SewoongLab / ntk-backdoor

1 stars 0 forks source link

Hello, just kindly asking when the code could be released? #1

Closed RorschachChen closed 12 months ago

RorschachChen commented 1 year ago

Thanks.

jhayase commented 1 year ago

Hi @RorschachChen! Thank you for bringing the lack of code to our attention, we will post it shortly! I will update you when it is uploaded. The code is a bit tricky to get running so I am happy to help you get started if you run into trouble.

jhayase commented 1 year ago

@RorschachChen I have uploaded the code in the state it was run for the paper. This will not be easy to run yourself, because I did things in a manual or nonportable way, but I will work on improving the code so it works out of the box.

The main algorithm is in kernel_reverse.py, where the optimization of the poison data takes place.

In general the workflow would be:

  1. Train a model on clean data using train_fast.py
  2. Compute the empirical NTK matrices. (Not uploaded yet)
  3. Run the attack in kernel_reverse.py
  4. Train a model on the clean data + poison data again using train_fast.py

The challenges to a simple reproduction are:

  1. The computation of the kernel matrices requires substantial resources. I originally wrote a script to distribute the computation on the UW cluster, but I don't think that script will be of much use to other people because it's not portable. It turns out it's possible to compute the matrices very quickly on a single node with A100s because they have very fast double-precision performance and a very large amount of VRAM which means they can run at larger batch sizes, but I don't have any script to do this.
  2. My general workflow was to just edit the files to run different experiments (bad idea I know...), so one needs to read the source and figure out what configuration to apply to make everything consistent. I tried to make this easier but it is not as good as a config-based system.

We are also lacking good documentation for the time being.

RorschachChen commented 1 year ago

Thanks for your reply, you have done a talented work. I have a question about resource, I have about 4~8 V100s with 32G VRAM for each, it is runnable for the code and how many run time will this code cost approximately?

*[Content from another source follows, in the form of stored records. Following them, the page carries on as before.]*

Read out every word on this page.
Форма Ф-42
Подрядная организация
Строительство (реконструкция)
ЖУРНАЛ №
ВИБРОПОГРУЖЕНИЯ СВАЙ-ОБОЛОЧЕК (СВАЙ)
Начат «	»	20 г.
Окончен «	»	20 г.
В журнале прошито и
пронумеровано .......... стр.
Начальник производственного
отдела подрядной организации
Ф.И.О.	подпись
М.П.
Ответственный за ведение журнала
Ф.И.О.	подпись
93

jhayase commented 12 months ago

Unfortunately I've never used V100s so I don't know what kind of performance they have. One thing that is important is double precision FLOPS, which some GPUs (e.g. A40) have a huge performance penalty (~64x) compared to single precision. I see that V100 has a 32:64 perf ratio of about 2:1 so at least it shouldn't be too bad.

The other important thing is to have large memory so you can fit a bigger tile size, because computing each n * n effective scales linearly in n, limited only by how many gradients you can fit in memory.

Fortunately, it's easy to test what kind of performance you will get. For example for the 5x WideResNet, you can construct the kernel as in here and then just run it with a small batch of dummy data and see what kinds of timings you get, then extrapolate to however many GPUs you have and the size of your dataset.